Les sites pirates de streaming d’animes dans le collimateur d’un avocat

4anime, l’un des plus gros sites pirates proposant du streaming d’animes, a fermé ses portes le mois dernier suite à une plainte déposée en justice. L’avocat à l’initiative de la procédure vise désormais d’autres sites.

4anime était considéré comme l’un des plus gros sites pirates spécialement dans le streaming d’animes. Il était en effet à la tête d’un vaste catalogue où apparaissaient toutes les grosses productions du genre.

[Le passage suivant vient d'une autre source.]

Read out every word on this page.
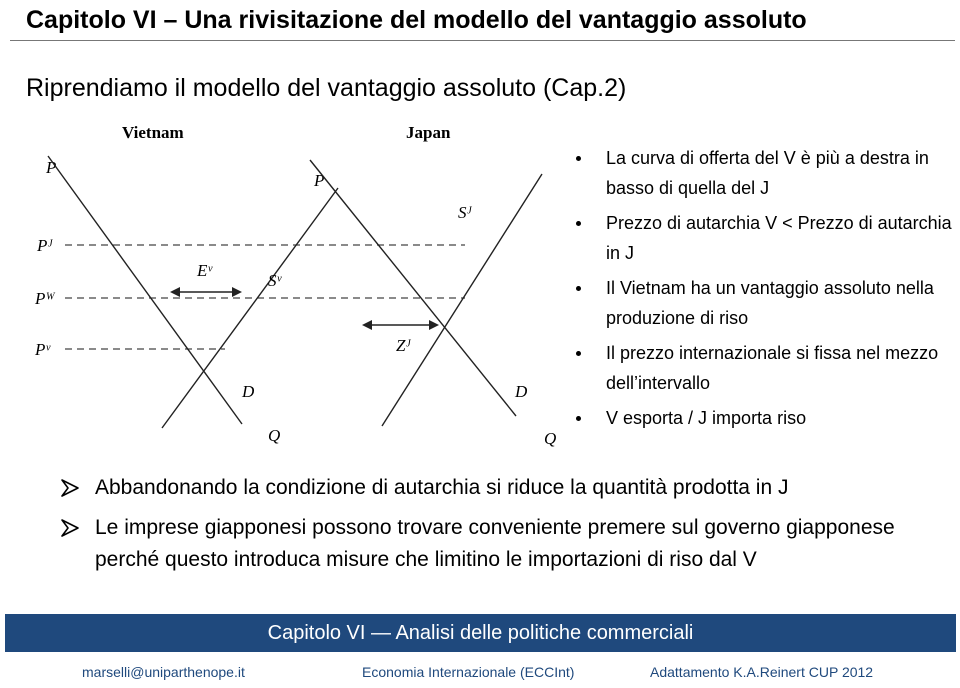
Capitolo VI – Una rivisitazione del modello del vantaggio assoluto
Riprendiamo il modello del vantaggio assoluto (Cap.2)
Vietnam
P
Pᴶ
Pᵂ
Pᵛ
Sᵛ
D
Eᵛ
Q
Japan
P
Sᴶ
D
Zᴶ
Q
La curva di offerta del V è più a destra in basso di quella del J
Prezzo di autarchia V < Prezzo di autarchia in J
Il Vietnam ha un vantaggio assoluto nella produzione di riso
Il prezzo internazionale si fissa nel mezzo dell’intervallo
V esporta / J importa riso
Abbandonando la condizione di autarchia si riduce la quantità prodotta in J
Le imprese giapponesi possono trovare conveniente premere sul governo giapponese perché questo introduca misure che limitino le importazioni di riso dal V
Capitolo VI — Analisi delle politiche commerciali
marselli@uniparthenope.it	Economia Internazionale (ECCInt)	Adattamento K.A.Reinert CUP 2012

One Piece, bien sûr, mais aussi Hunter x Hunter, Naruto, Boruto, Black Lagoon et beaucoup d’autres, comme par exemple L’Attaque des Titans.

La cellule d'une prison
Crédits Pixabay

Ce catalogue lui a permis de fédérer une importante communauté autour de ses services, ce qui s’est bien entendu manifesté par une hausse progressive du trafic du site.

L’avocat derrière la fermeture de 4anime n’a pas encore dit son dernier mot

Mais à mesure que 4anime gagnait en popularité, il a aussi commencé à beaucoup intéresser les ayants droit. Avant sa fermeture, il totalisait en effet plusieurs millions de visiteurs mensuels.

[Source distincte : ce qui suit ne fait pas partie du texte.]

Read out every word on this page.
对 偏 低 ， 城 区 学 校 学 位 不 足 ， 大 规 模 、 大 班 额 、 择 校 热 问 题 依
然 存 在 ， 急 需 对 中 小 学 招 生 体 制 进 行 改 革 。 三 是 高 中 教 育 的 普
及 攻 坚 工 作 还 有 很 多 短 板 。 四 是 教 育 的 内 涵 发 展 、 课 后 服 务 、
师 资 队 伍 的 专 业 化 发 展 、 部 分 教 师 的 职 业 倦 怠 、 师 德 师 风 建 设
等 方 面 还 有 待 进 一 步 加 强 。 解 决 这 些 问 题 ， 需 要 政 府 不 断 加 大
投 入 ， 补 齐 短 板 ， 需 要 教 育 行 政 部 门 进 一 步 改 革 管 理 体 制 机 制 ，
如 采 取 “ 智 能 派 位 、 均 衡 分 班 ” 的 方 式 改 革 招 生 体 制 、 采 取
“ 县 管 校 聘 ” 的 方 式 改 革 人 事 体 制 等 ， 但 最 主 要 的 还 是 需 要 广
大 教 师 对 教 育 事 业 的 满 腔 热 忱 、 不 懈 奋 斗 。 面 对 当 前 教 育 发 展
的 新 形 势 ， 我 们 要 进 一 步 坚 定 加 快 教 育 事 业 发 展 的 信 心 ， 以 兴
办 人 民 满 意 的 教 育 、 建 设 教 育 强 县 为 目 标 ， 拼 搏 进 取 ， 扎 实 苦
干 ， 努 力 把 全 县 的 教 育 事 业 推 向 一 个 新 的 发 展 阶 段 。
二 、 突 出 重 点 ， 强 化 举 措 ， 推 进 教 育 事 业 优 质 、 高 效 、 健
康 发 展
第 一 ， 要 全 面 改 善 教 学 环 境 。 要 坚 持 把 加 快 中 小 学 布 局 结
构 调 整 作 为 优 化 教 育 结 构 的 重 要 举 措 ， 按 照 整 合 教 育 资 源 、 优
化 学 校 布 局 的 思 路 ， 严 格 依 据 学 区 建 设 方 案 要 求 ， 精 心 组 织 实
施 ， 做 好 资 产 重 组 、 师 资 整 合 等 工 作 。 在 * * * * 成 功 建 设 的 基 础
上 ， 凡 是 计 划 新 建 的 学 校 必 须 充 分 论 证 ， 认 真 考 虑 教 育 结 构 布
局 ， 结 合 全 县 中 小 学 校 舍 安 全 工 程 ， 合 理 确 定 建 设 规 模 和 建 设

Visé par de nombreuses plaintes, il a finalement fermé ses portes le mois dernier, à la stupeur générale. Nous avons ensuite appris que le site avait fait l’objet d’une plainte déposée devant un tribunal du Michigan, une plainte émise par une entreprise du nom de Legacy Rights Group et prise en charge par Corey D. Silverstein, un avocat du cabinet du même nom.

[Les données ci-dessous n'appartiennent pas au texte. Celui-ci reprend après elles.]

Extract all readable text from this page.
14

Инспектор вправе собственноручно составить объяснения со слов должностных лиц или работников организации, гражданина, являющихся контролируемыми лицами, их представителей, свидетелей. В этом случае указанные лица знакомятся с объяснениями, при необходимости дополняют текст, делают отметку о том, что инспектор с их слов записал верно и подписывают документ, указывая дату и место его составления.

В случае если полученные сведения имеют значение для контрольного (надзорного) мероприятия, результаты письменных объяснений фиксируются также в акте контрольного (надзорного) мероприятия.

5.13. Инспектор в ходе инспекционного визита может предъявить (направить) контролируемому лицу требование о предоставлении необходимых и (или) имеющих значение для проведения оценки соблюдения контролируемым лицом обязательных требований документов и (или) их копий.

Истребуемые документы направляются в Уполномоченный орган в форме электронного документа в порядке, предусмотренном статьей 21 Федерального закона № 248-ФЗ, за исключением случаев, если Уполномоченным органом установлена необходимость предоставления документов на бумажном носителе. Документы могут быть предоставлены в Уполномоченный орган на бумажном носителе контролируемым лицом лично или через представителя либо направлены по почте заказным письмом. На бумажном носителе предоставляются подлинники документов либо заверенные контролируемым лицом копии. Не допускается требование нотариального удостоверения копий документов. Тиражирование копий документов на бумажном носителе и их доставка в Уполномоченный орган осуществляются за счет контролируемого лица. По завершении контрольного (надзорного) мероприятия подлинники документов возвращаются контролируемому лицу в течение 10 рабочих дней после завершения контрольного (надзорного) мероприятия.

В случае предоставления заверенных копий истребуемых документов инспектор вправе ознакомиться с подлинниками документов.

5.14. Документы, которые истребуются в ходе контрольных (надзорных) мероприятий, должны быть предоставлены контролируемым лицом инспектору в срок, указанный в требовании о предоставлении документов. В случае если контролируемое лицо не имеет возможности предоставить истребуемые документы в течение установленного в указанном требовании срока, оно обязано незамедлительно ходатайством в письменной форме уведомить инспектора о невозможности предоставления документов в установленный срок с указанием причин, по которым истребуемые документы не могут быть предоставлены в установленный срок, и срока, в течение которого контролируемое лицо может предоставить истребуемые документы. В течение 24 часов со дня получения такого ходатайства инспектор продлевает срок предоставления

Un avocat qui s’est ensuite accordé tout le crédit de la fermeture du site.

Il a d’autres sites dans son collimateur

Et justement, si l’on en croit les informations de TorrentFreak, alors 4anime n’était que la première cible de cet avocat. Ce dernier a en effet ciblé quatre sites de streaming supplémentaires et déposé de multiples demandes à Cloudflare pour obtenir l’identité de leurs administrateurs.

Parmi les sites cités, il est notamment question de GoGoAnime.ai, mais aussi d’Animepahe.com, Animedao.to et KissAnime.rs. Des sites assez fréquentés sur leur marché respectif et qui semblent toujours être fonctionnels au moment où nous écrivons ces lignes.

D’après nos confrères, cet avocat aurait d’ailleurs opté pour la même stratégie que pour 4anime, en envoyant des demandes d’identification répétées à Cloudflare. L’idée étant bien entendu de savoir qui se cache derrière ses sites pour pouvoir ensuite déclencher et mener une procédure devant la justice.

Se cacher derrière Cloudflare ne suffit pas

Alors bien sûr, ces sites ne représentent pas grand-chose face à tous les portails disponibles en ligne, mais cet avocat semble bien décidé à sévir et à tout mettre en oeuvre pour les pousser à la fermeture. Et si 4anime n’a pas su résister à cet assaut, alors il y a peu de chances que ces derniers parviennent à s’en sortir.

En tout cas, ces procédures prouvent ce que nous savions déjà, à savoir que cacher son site derrière Cloudflare n’est pas suffisant. On se rappellera d’ailleurs du témoignage de l’ancien administrateur d’un site pirate, un témoignage qui allait exactement dans le même sens.